Insomnie, maladies oculaires, fatigue, migraine, épilepsie… l’Anses met en garde contre les LED, présentes aussi bien dans l’éclairage que dans les écrans, dans un avis publié mardi 14 mai. Elle y appelle notamment à baisser l’intensité pour les objets à LED, dont certains ne répondent pas aux normes fixées pour l’éclairage.

Depuis la directive européenne sur l’éco-conception (n°2005/32/CE), qui prévoit le retrait des lampes à incandescence et des lampes halogène, l’exposition humaine aux LED (Light Emitting Diodes) a fortement progressé. Au-delà de l’éclairage, les LED, dont la lumière est obtenue par un mélange d’ondes bleues et jaunes, sont présentes dans les écrans (ordinateurs, smartphones, tablettes, etc.), mais aussi les phares automobiles, les lampes-torches, les lampes frontales et certains jouets.

Or il existe de nombreux doutes sur l’innocuité de cette technologie, notamment en raison de la lumière bleue (de faible longueur d’onde, donc d’énergie élevée), dont l’Anses[i] se faisait déjà l’écho dans un avis publié en 2010. Dans sa mise à jour publiée mardi, l’agence enfonce le clou: les LED sont bien liées à divers troubles, en premier lieu sur le sommeil.

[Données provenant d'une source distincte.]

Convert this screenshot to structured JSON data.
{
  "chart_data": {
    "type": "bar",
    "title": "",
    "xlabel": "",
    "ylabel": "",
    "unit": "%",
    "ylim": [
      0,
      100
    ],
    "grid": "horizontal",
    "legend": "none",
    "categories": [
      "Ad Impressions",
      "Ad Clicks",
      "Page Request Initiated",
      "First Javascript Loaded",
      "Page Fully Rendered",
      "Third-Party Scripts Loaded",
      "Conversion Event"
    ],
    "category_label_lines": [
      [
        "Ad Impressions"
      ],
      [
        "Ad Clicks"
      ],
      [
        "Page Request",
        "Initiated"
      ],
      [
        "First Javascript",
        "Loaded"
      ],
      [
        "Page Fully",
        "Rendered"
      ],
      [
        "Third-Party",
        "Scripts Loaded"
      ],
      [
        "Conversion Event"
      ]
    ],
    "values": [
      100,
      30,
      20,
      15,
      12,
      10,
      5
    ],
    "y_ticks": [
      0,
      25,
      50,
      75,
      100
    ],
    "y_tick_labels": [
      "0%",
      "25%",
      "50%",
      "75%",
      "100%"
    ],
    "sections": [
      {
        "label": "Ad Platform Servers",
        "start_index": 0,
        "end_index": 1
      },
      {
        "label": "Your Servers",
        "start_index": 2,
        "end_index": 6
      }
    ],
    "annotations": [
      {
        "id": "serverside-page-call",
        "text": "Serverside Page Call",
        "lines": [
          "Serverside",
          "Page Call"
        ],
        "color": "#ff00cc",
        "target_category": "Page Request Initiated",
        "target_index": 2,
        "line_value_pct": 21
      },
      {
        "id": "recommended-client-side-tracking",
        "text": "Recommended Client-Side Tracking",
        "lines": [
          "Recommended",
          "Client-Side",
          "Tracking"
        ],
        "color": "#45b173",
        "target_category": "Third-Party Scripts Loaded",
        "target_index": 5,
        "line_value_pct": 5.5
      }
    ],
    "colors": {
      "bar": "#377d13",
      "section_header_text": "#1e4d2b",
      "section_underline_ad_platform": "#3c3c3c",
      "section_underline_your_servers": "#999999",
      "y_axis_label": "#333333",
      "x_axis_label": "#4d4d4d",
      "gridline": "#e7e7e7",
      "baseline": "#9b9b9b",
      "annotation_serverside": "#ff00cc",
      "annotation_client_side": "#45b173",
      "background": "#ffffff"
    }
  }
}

Les LED troublent le sommeil

Plusieurs études menées chez l’homme montrent en effet qu’une exposition, en soirée ou la nuit, à la lumière bleue, même à faible dose, retarde la synthèse de mélatonine par l’hypothalamus (siège de l’horloge interne), perturbant ainsi la perception du cycle jour-nuit. Les tablettes et smartphones sont donc à éviter aux heures tombantes, en particulier chez les enfants et adolescents, dont le cristallin, immature avant l’âge de 20 ans, ne filtre pas suffisamment la lumière bleue.

La perturbation des rythmes circadiens pourrait être associée à des troubles métaboliques (obésité, diabète), à un risque de cancer du sein (ce qui est démontré chez les travailleuses de nuit), de maladies cardiovasculaires ainsi que de mal-être psychique. «Cependant, le lien direct entre l’exposition à la lumière riche en bleu en soirée ou la nuit et la survenue de ces effets sanitaires, bien que fortement suspecté, n’est pas établi à ce jour chez l’homme», tempère l’Anses.

Risque de maladies oculaires

La lumière bleue présente par ailleurs une phototoxicité, qu’elle soit aigüe (forte intensité sur une courte période) ou chronique (sur des périodes prolongées). L’Anses évoque notamment un risque «avéré» de dégénérescence maculaire liée à l’âge (DMLA), maladie du vieillissement oculaire liée à la mort de cellules rétiniennes.

Autre méfait des LED, la modulation temporelle de la lumière, à savoir d’importantes variations d’intensité lumineuse, pas toujours perceptibles, et qui dépendent de la qualité de l’électronique associée. Selon l’Anses, cet effet entraîne fatigues, migraines, fatigues visuelles, mais aussi des accidents de la route et des crises d’épilepsie.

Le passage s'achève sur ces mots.